In the event of an incident or outage in the active zone, Temporal Cloud will seamlessly failover to your standby zone. Failovers allow existing Workflow Executions to continue running and new Workflow Executions to be started. Once failover occurs, the roles of the active and standby zones switch. The standby zone becomes active, and the previous active zone becomes the standby. After the issue is resolved, the zone "fails back" from the replica to the original.
Types of high availability
Temporal currently offers the following high availability options, which you select when upgrading your Namespace to use high availability:
- In-region replication - Data is replicated to a separate zone in the same availability region, such as "us-east-1". This option offers near-instantaneous failovers but does not protect against regional disasters like hurricanes where both the primary and the fallback .
- Multi-region replication - Data is replicated to a separate region on the same continent.

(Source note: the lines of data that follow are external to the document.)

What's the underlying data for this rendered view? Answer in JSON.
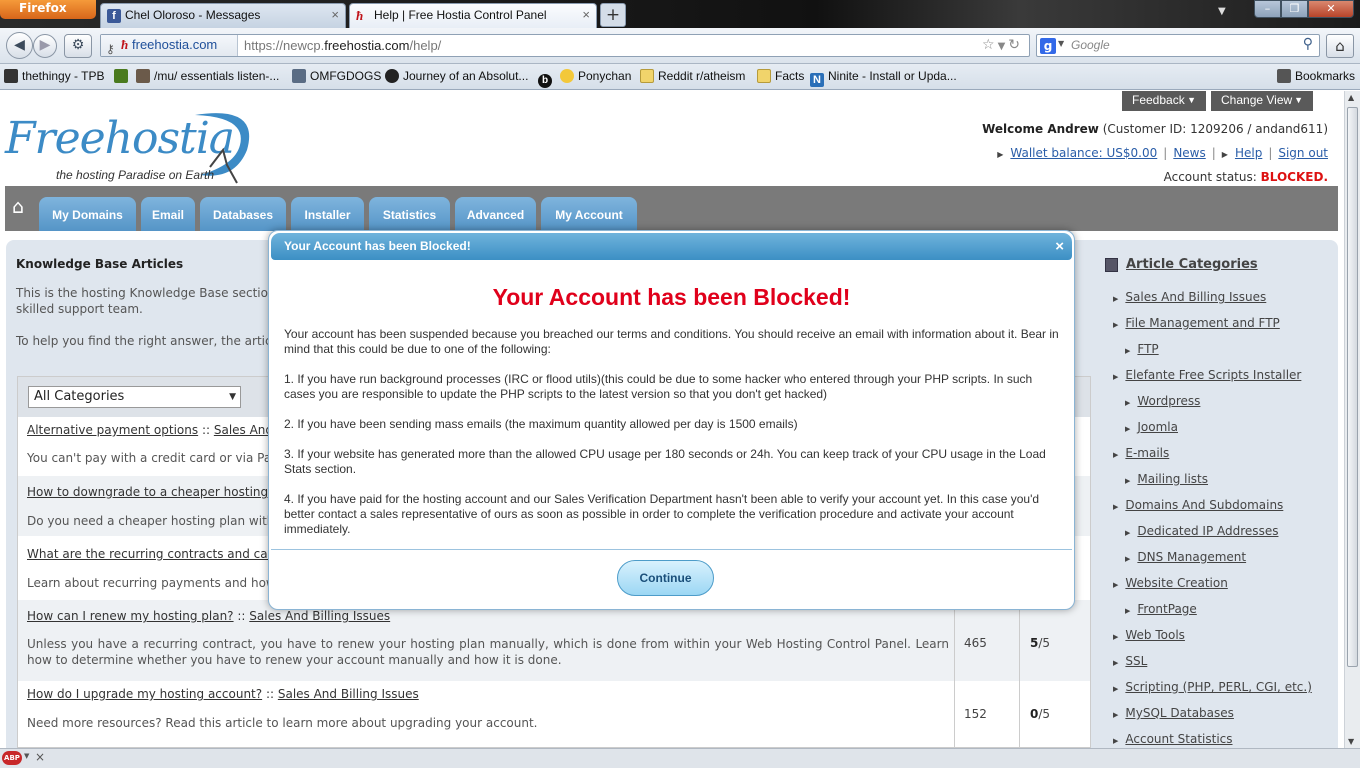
{
  "browser": {
    "app_button": "Firefox",
    "tabs": [
      {
        "label": "Chel Oloroso - Messages",
        "close": "×"
      },
      {
        "label": "Help | Free Hostia Control Panel",
        "close": "×"
      }
    ],
    "newtab": "+",
    "tablist": "▼",
    "window_buttons": {
      "minimize": "–",
      "restore": "❐",
      "close": "✕"
    },
    "site_identity": "freehostia.com",
    "url_prefix": "https://newcp.",
    "url_domain": "freehostia.com",
    "url_path": "/help/",
    "search_placeholder": "Google",
    "bookmarks": [
      "thethingy - TPB",
      "/mu/ essentials listen-...",
      "OMFGDOGS",
      "Journey of an Absolut...",
      "Ponychan",
      "Reddit r/atheism",
      "Facts",
      "Ninite - Install or Upda..."
    ],
    "bookmarks_menu": "Bookmarks"
  },
  "page": {
    "feedback_btn": "Feedback",
    "changeview_btn": "Change View",
    "logo_text": "Freehostia",
    "tagline": "the hosting Paradise on Earth",
    "welcome_label": "Welcome Andrew",
    "customer_info": "(Customer ID: 1209206 / andand611)",
    "links": {
      "wallet": "Wallet balance: US$0.00",
      "news": "News",
      "help": "Help",
      "signout": "Sign out",
      "sep": "|"
    },
    "account_status_label": "Account status:",
    "account_status_value": "BLOCKED.",
    "menu": [
      "My Domains",
      "Email",
      "Databases",
      "Installer",
      "Statistics",
      "Advanced",
      "My Account"
    ],
    "kb": {
      "title": "Knowledge Base Articles",
      "intro1a": "This is the hosting Knowledge Base section, w",
      "intro1b": "skilled support team.",
      "intro2": "To help you find the right answer, the articles",
      "category_select": "All Categories"
    },
    "articles": [
      {
        "title": "Alternative payment options",
        "sep": " :: ",
        "cat": "Sales And Bill",
        "desc": "You can't pay with a credit card or via PayPa",
        "views": "",
        "rating": "",
        "out_of": ""
      },
      {
        "title": "How to downgrade to a cheaper hosting pla",
        "sep": "",
        "cat": "",
        "desc": "Do you need a cheaper hosting plan with les",
        "views": "",
        "rating": "",
        "out_of": ""
      },
      {
        "title": "What are the recurring contracts and can I",
        "sep": "",
        "cat": "",
        "desc": "Learn about recurring payments and how yo",
        "views": "",
        "rating": "",
        "out_of": ""
      },
      {
        "title": "How can I renew my hosting plan?",
        "sep": " :: ",
        "cat": "Sales And Billing Issues",
        "desc": "Unless you have a recurring contract, you have to renew your hosting plan manually, which is done from within your Web Hosting Control Panel. Learn how to determine whether you have to renew your account manually and how it is done.",
        "views": "465",
        "rating": "5",
        "out_of": "/5"
      },
      {
        "title": "How do I upgrade my hosting account?",
        "sep": " :: ",
        "cat": "Sales And Billing Issues",
        "desc": "Need more resources? Read this article to learn more about upgrading your account.",
        "views": "152",
        "rating": "0",
        "out_of": "/5"
      }
    ],
    "categories_title": "Article Categories",
    "categories": [
      {
        "label": "Sales And Billing Issues",
        "level": 0
      },
      {
        "label": "File Management and FTP",
        "level": 0
      },
      {
        "label": "FTP",
        "level": 1
      },
      {
        "label": "Elefante Free Scripts Installer",
        "level": 0
      },
      {
        "label": "Wordpress",
        "level": 1
      },
      {
        "label": "Joomla",
        "level": 1
      },
      {
        "label": "E-mails",
        "level": 0
      },
      {
        "label": "Mailing lists",
        "level": 1
      },
      {
        "label": "Domains And Subdomains",
        "level": 0
      },
      {
        "label": "Dedicated IP Addresses",
        "level": 1
      },
      {
        "label": "DNS Management",
        "level": 1
      },
      {
        "label": "Website Creation",
        "level": 0
      },
      {
        "label": "FrontPage",
        "level": 1
      },
      {
        "label": "Web Tools",
        "level": 0
      },
      {
        "label": "SSL",
        "level": 0
      },
      {
        "label": "Scripting (PHP, PERL, CGI, etc.)",
        "level": 0
      },
      {
        "label": "MySQL Databases",
        "level": 0
      },
      {
        "label": "Account Statistics",
        "level": 0
      }
    ]
  },
  "dialog": {
    "bar_title": "Your Account has been Blocked!",
    "close": "×",
    "heading": "Your Account has been Blocked!",
    "p1": "Your account has been suspended because you breached our terms and conditions. You should receive an email with information about it. Bear in mind that this could be due to one of the following:",
    "p2": "1. If you have run background processes (IRC or flood utils)(this could be due to some hacker who entered through your PHP scripts. In such cases you are responsible to update the PHP scripts to the latest version so that you don't get hacked)",
    "p3": "2. If you have been sending mass emails (the maximum quantity allowed per day is 1500 emails)",
    "p4": "3. If your website has generated more than the allowed CPU usage per 180 seconds or 24h. You can keep track of your CPU usage in the Load Stats section.",
    "p5": "4. If you have paid for the hosting account and our Sales Verification Department hasn't been able to verify your account yet. In this case you'd better contact a sales representative of ours as soon as possible in order to complete the verification procedure and activate your account immediately.",
    "button": "Continue"
  },
  "statusbar": {
    "abp": "ABP",
    "close": "×"
  },
  "colors": {
    "brand_blue": "#3c8bc6",
    "blocked_red": "#e0001b",
    "menu_tab": "#5595c7"
  }
}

This option offers the greatest protection against weather events and other possible external causes for regional outages, as the regions are physically separated by large distances. Failover may experience some minor latency.
As Namespace pairing is currently limited to regions within the same continent, South America is excluded as only one region is available.
Should you choose high availability?
Should you be using high availability Namespaces? It depends on your availability requirements:
- High availability Namespaces offer a 99.99% contractual SLA for workloads with strict high availability needs. HANs use two Namespaces in two deployment zones to support standby recovery. In the event of a zone failure, Temporal Cloud automatically fails over the HAN Namespace to the standby replica.
- Single-zone Namespaces include a 99.9% contractual Service Level Agreement (SLA). In single-zone use, Temporal clients connect to a single Namespace in one deployment zone. For many applications, this offers sufficient availability.
Temporal Cloud provides 99.99% service availability for all Namespaces, both single-region and high availability.
SLA guarantees
High availability Namespaces offer 99.99% availability, enforced by Temporal Cloud's service error rates SLA. Our system is designed to limit data loss after recovery when the incident triggering the failover is resolved.
Our recovery point objective (RPO) is near-zero. There may be a short period of time during an incident or forced failover when some data is unavailable in the standby region. Some Workflow History data won't arrive until networks issue are fixed, enabling the History to finish replicating and the divergent History branches to reconcile.
Temporal Cloud proactively responds to incidents by triggering failovers. Our recovery time objective (RTO) is 20 minutes or less per incident.
During a disaster scenario in which the data on the hard drives in the active region cannot be recovered, the duration of data loss may be as high as the replication lag at the time of disaster.
Regional availability
Multi-region Namespaces are available in all existing Temporal Cloud regions.
Namespace pairing is currently limited to regions within the same continent. South America is excluded as only one region is available.